Plane crash

Plane crashes with very high body counts—like Malaysia Airlines Flight 17, which killed nearly 300 people—don't capture our online attention span any longer than less deadly crashes.


We care when an airplane crashes. And then we don’t

On 19 May, EgyptAir Flight 804 crashed into the Mediterranean Sea, killing all 56 passengers and 10 crew members aboard. The Wikipedia entry documenting the disaster went up within hours, and it will likely remain online into perpetuity. Human readers, however, lost interest after about a week. A pair of new studies reveals that’s common whether an aircraft crash kills 50 people or 500—a finding that reveals some surprises about our online attention spans.

With the vast knowledge of humankind mere touchscreen taps away, it’s fair to say websites like Wikipedia represent a kind of boundless augmented memory for humans. Yet in the face of these near-infinite data, human attention remains relatively short. Social scientists refer to this gradual loss of interest in a topic as attentional decay. “The internet offers limitless knowledge, but it doesn’t solve the problem of our limited attention spans,” says the study’s lead author, Taha Yasseri, a computational social scientist at the University of Oxford in the United Kingdom.

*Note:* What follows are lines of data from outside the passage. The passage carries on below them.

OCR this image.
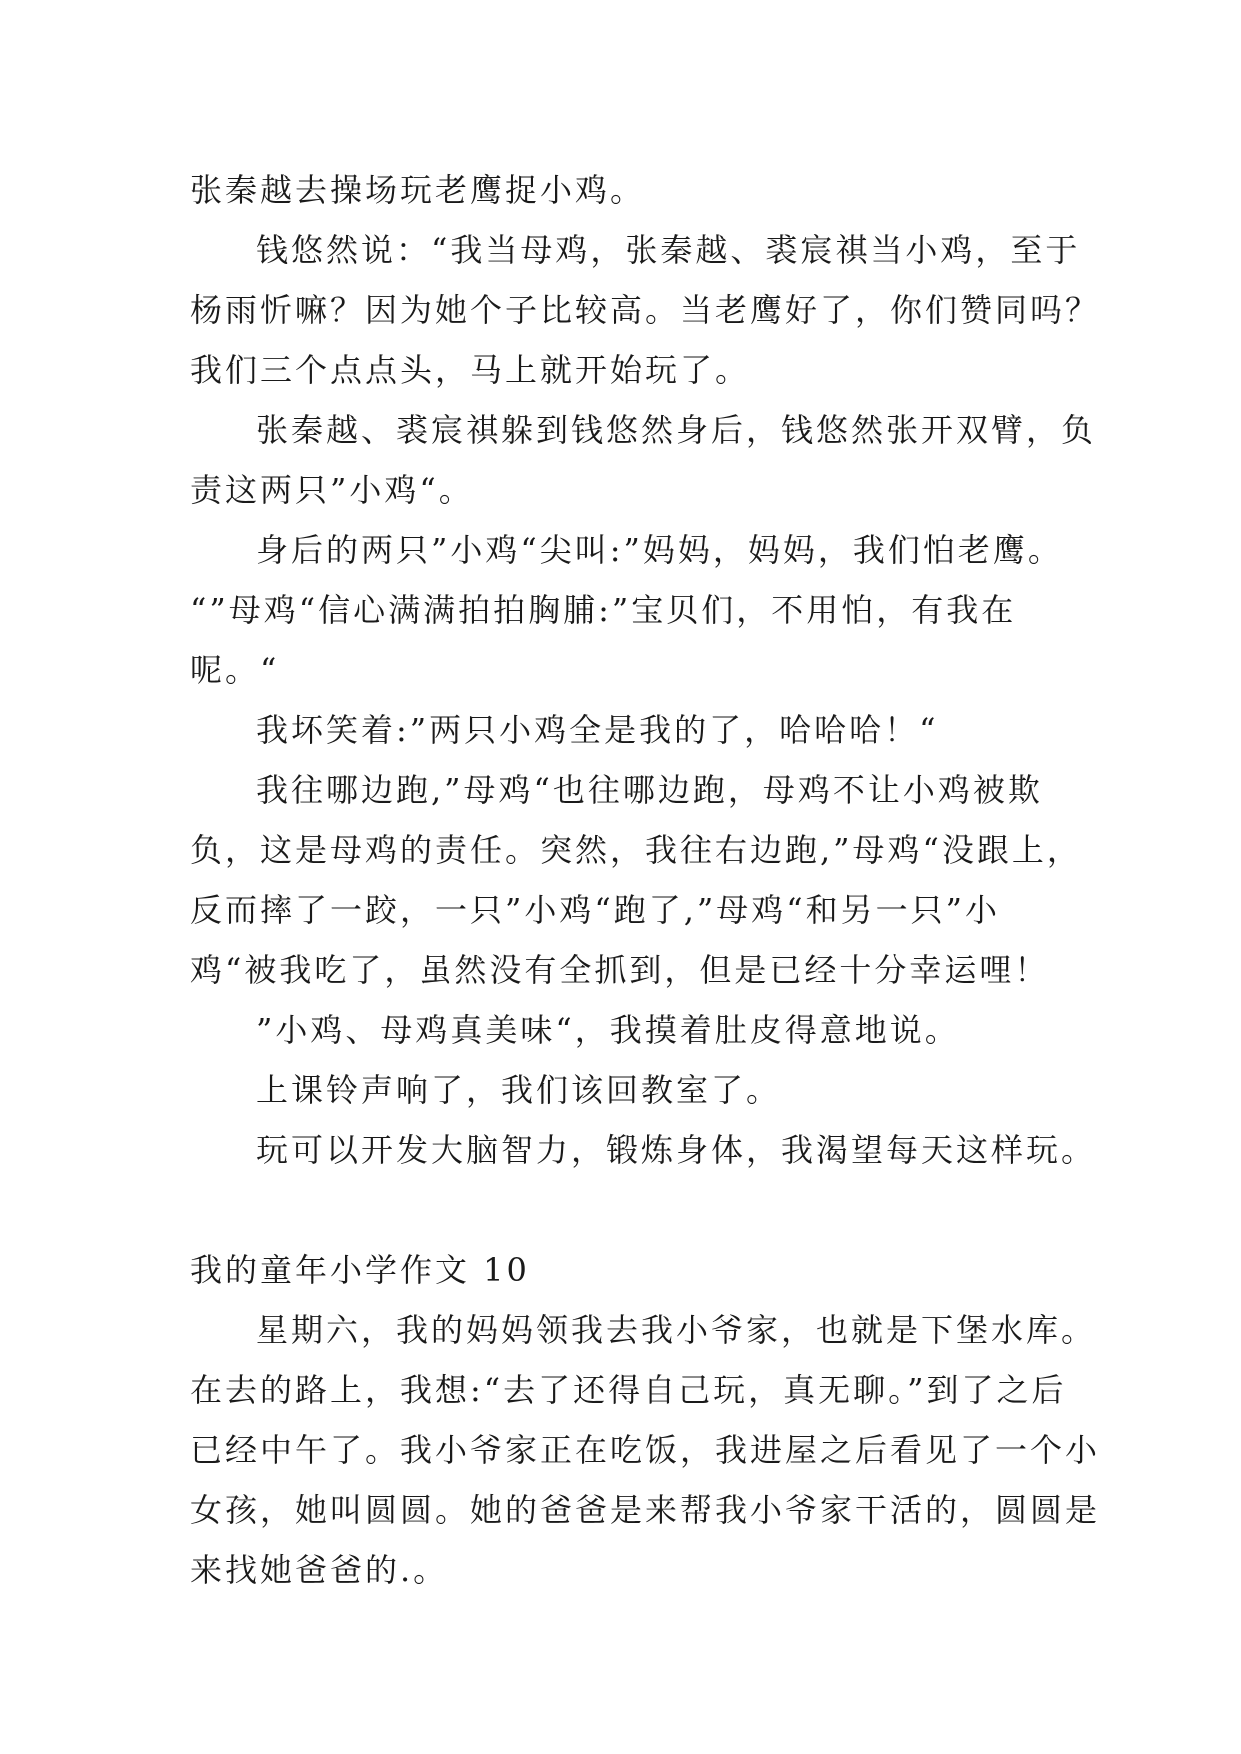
张秦越去操场玩老鹰捉小鸡。
钱悠然说：“我当母鸡，张秦越、裘宸祺当小鸡，至于
杨雨忻嘛？因为她个子比较高。当老鹰好了，你们赞同吗？
我们三个点点头，马上就开始玩了。
张秦越、裘宸祺躲到钱悠然身后，钱悠然张开双臂，负
责这两只”小鸡“。
身后的两只”小鸡“尖叫:”妈妈，妈妈，我们怕老鹰。
“”母鸡“信心满满拍拍胸脯:”宝贝们，不用怕，有我在
呢。“
我坏笑着:”两只小鸡全是我的了，哈哈哈！“
我往哪边跑,”母鸡“也往哪边跑，母鸡不让小鸡被欺
负，这是母鸡的责任。突然，我往右边跑,”母鸡“没跟上，
反而摔了一跤，一只”小鸡“跑了,”母鸡“和另一只”小
鸡“被我吃了，虽然没有全抓到，但是已经十分幸运哩！
”小鸡、母鸡真美味“，我摸着肚皮得意地说。
上课铃声响了，我们该回教室了。
玩可以开发大脑智力，锻炼身体，我渴望每天这样玩。
我的童年小学作文 10
星期六，我的妈妈领我去我小爷家，也就是下堡水库。
在去的路上，我想:“去了还得自己玩，真无聊。”到了之后
已经中午了。我小爷家正在吃饭，我进屋之后看见了一个小
女孩，她叫圆圆。她的爸爸是来帮我小爷家干活的，圆圆是
来找她爸爸的.。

Yasseri was initially drawn to look at the online behavior surrounding aircraft crashes after Germanwings Flight 9525 went down in the French Alps last year. Investigators eventually determined the pilot committed suicide, taking the lives of all 150 people on the plane. Curious, Yasseri checked out the page views—a running tally of everyone who has visited the site—for the disaster’s Wikipedia entry and noticed that interest peaked in the days following the crash, then rapidly dropped off after about a week.

He began looking at other crashes both big and small and noticed similar page view patterns for all of them. Yasseri and his Oxford colleagues decided to formally analyze the data and built an algorithm that parsed data on all pages on aircraft crashes in Wikipedia’s two most popular language versions, English and Spanish. It then spit out a report on when each page was created, when it was edited, how many times it had been read, and when those page views happened.

The researchers found that when a crash involved fewer than 50 deaths, Wikipedia readers tended to pay relatively little attention. The researchers called these “low-impact events,” and found they were statistically insignificant to readership patterns. Crashes with more than 50 deaths, on the other hand, were identified as high-impact events. For these, readership jumped and scaled up according to how many people were killed and the continental region in which they occurred.

Crunching all the data, the team put together a table describing how much attention readers from each language version of Wikipedia paid to various high-impact crashes. A strong regional bias emerged: English Wikipedia readers were much more likely to read about North American and European crashes, and Spanish Wikipedia readers were more likely to read about Latin American crashes. Page views on English and Spanish Wikipedia for North American and Latin American aircraft crashes, respectively, were each about 50 times greater than for African crashes.

But as the researchers report today in the journal Royal Society Open Science, regardless of where the crash happened and how many people were killed, on both English and Spanish Wikipedia, page views dropped in half between 3 to 10 days after the event.

This happens for two reasons, Yasseri explains. First, there’s a “decay of novelty.” New information is appealing, and we naturally lose interest after it stops being new. And second, humans can only pay attention to so many topics at one time. As other things happen, newer events outcompete older events for our attention.

Although Yasseri says he expected to see attentional decay, he was surprised that the scale of the disaster didn’t seem to influence how long it took for people to move on. The fact that it was seen in both language versions hints at a universal rule for online information consumption—big disasters don't capture our attention any longer than smaller ones.

Maybe that’s not such a bad thing, according to Giovanni Luca Ciampaglia, a research scientist at the Indiana University Network Science Institute in Bloomington who studies collective social phenomena on the internet. “I refrain from making a value judgment over whether this short attention span online is good or bad,” he says. “But maybe it signals that we are able to just move on and pay attention to other things as they come up. In a certain sense, it’s kind of necessary.”